September 11, 2001: only six years old yet overcome with fear, anguish, despair.

2005, I am only 10 years old but veraciously alert to hatred, angst and terror. Now, at age 20, it has become strikingly clear to me that the attitude in New York City has become one of abhorrence; a poignant reminder that the terrorist attacks that have been thrust upon our city have left behind the fear of an entire culture.

Growing up in a small town in Brooklyn, New York, terrorism had seemed much like an empty threat to me. Both my father and my grandfather were employed at Building Six of the World Trade Center, located adjacent from the North Tower of the Twin Towers.

My grandfather was Chief Engineer of Building Six, and on the morning of Sept. 11, both he and my father set off to work along with thousands of other unexpecting New Yorkers.

That morning, my grandfather was responsible for helping to evacuate over 800 workers from his building within 12 minutes of the first plane striking the North Tower. Many of his crew disappeared amongst the rubble, and men I had spent my early years admiring disappeared in smoke.

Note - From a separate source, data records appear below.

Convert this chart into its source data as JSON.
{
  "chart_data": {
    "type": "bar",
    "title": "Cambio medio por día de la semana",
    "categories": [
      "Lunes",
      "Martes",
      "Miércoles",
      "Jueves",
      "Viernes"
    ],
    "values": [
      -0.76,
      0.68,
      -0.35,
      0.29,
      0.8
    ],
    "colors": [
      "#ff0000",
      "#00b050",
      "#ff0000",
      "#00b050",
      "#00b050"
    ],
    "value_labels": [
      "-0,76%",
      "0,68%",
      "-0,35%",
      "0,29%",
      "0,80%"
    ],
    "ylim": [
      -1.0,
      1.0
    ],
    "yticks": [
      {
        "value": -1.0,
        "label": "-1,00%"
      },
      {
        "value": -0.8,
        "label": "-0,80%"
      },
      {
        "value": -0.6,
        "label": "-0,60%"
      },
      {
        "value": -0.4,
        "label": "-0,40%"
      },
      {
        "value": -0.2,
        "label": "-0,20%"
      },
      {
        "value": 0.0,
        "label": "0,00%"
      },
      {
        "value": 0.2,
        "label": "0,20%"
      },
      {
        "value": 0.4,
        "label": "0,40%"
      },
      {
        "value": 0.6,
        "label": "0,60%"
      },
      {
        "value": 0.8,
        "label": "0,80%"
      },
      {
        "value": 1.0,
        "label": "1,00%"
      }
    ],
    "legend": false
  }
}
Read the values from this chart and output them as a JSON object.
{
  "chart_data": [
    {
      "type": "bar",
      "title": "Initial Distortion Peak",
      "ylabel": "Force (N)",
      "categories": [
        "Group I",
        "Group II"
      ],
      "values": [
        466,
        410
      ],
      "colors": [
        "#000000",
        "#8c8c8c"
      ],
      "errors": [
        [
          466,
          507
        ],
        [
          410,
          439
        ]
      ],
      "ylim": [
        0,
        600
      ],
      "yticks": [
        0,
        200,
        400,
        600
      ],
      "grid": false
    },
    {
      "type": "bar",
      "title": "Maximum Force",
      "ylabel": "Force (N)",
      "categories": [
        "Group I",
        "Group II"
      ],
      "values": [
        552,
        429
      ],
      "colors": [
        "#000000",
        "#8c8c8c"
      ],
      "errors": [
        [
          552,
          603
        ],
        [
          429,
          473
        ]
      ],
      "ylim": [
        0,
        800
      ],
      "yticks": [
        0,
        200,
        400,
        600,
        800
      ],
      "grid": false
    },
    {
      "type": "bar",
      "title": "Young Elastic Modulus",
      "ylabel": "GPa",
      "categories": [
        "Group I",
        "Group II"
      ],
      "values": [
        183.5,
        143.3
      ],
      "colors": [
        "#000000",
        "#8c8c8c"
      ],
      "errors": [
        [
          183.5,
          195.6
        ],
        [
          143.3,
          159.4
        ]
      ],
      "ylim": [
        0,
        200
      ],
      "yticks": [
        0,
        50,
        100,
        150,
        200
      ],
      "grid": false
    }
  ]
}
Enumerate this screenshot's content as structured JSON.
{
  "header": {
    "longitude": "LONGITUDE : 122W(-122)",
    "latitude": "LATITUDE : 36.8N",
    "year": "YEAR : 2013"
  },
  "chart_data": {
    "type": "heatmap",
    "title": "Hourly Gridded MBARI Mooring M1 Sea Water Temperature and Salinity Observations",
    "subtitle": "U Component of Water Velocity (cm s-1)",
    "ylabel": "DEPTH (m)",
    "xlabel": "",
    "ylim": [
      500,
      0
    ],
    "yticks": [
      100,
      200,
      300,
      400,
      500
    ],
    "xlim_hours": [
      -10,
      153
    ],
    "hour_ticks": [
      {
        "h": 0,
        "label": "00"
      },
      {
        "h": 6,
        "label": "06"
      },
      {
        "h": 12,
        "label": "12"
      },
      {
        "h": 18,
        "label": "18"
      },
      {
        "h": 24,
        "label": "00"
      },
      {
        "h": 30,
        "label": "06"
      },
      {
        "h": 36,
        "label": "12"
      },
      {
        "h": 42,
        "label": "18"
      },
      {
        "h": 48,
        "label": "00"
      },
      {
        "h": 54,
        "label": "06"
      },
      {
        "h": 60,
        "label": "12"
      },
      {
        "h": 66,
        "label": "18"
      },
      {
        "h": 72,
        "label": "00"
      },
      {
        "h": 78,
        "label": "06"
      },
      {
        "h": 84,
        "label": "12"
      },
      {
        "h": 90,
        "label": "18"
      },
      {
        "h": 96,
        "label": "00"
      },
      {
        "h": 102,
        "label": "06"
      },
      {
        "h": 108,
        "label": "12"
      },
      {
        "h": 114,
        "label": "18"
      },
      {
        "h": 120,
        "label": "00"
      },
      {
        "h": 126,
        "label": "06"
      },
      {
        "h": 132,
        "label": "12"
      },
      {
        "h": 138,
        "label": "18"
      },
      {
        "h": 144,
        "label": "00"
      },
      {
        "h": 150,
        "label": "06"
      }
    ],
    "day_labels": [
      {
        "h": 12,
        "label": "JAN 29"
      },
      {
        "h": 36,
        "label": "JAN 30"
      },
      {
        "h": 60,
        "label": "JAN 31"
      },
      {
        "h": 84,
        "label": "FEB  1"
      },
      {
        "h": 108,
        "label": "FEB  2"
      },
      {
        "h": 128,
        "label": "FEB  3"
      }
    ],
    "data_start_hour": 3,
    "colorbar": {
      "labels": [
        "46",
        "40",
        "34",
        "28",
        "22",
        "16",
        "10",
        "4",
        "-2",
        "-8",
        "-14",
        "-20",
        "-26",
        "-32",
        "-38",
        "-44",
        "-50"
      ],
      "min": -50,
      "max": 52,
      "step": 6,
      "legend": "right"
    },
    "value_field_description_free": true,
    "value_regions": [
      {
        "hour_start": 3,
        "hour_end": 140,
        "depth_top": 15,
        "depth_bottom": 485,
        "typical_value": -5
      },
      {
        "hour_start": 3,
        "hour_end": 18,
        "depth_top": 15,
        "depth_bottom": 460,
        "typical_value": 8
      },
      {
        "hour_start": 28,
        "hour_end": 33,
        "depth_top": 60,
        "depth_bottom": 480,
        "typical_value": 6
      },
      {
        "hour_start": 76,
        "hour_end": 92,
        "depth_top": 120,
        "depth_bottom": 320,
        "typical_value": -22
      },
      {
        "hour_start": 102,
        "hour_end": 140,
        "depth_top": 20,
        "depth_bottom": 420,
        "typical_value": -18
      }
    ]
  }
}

In the days following the attack, I quickly realized how blessed I was to have had both my father and grandfather survive the horror that was 9/11. Yet my small Brooklyn city, filled with firefighters and policemen alike, was shaken, losing many in the community. I watched with horror as the attitude in my city shifted from that of fear to one of hatred toward the Muslim community.

As I grew older, I daily boarded New York City public transportation to get back and forth from school. Stepping foot onto a train platform, I could feel a definite shift in the atmosphere if a woman in a hijab, or a man wearing a turban arrived on the platform as well.

“If you see something, say something” – a preventative measure against bomb threats, a slogan regularly warning against baggage left behind on the train car. “If you see something, say something” – a warning flashed as all eyes in the train car shifted towards the Muslim on the train.

NYC, a city molded by a plethora of religions, a safe-haven for different ethnicities, a melting pot. My city has attempted to remove Muslims from this equation, berating their culture and shaming them for trying to peacefully practice their religion.

As a New Yorker, I understand firsthand the fear associated with terrorist attacks. My heart aches for those currently under attack, living in constant doubt and always looking over their shoulders.

However, as a human, I do not understand Islamophobia. I do not condone the blaming of an entire culture, for the horrific acts of a few.

It is crucial to understand that any idea taken to an extreme, led by a violent leader, will result in sickening outcomes. The Muslim people as a whole were not responsible for 9/11, and do not represent the ideas of ISIS.

As a New Yorker, I stand alongside all victims of terror. I stand alongside those prejudiced against. I stand alongside the Muslim community.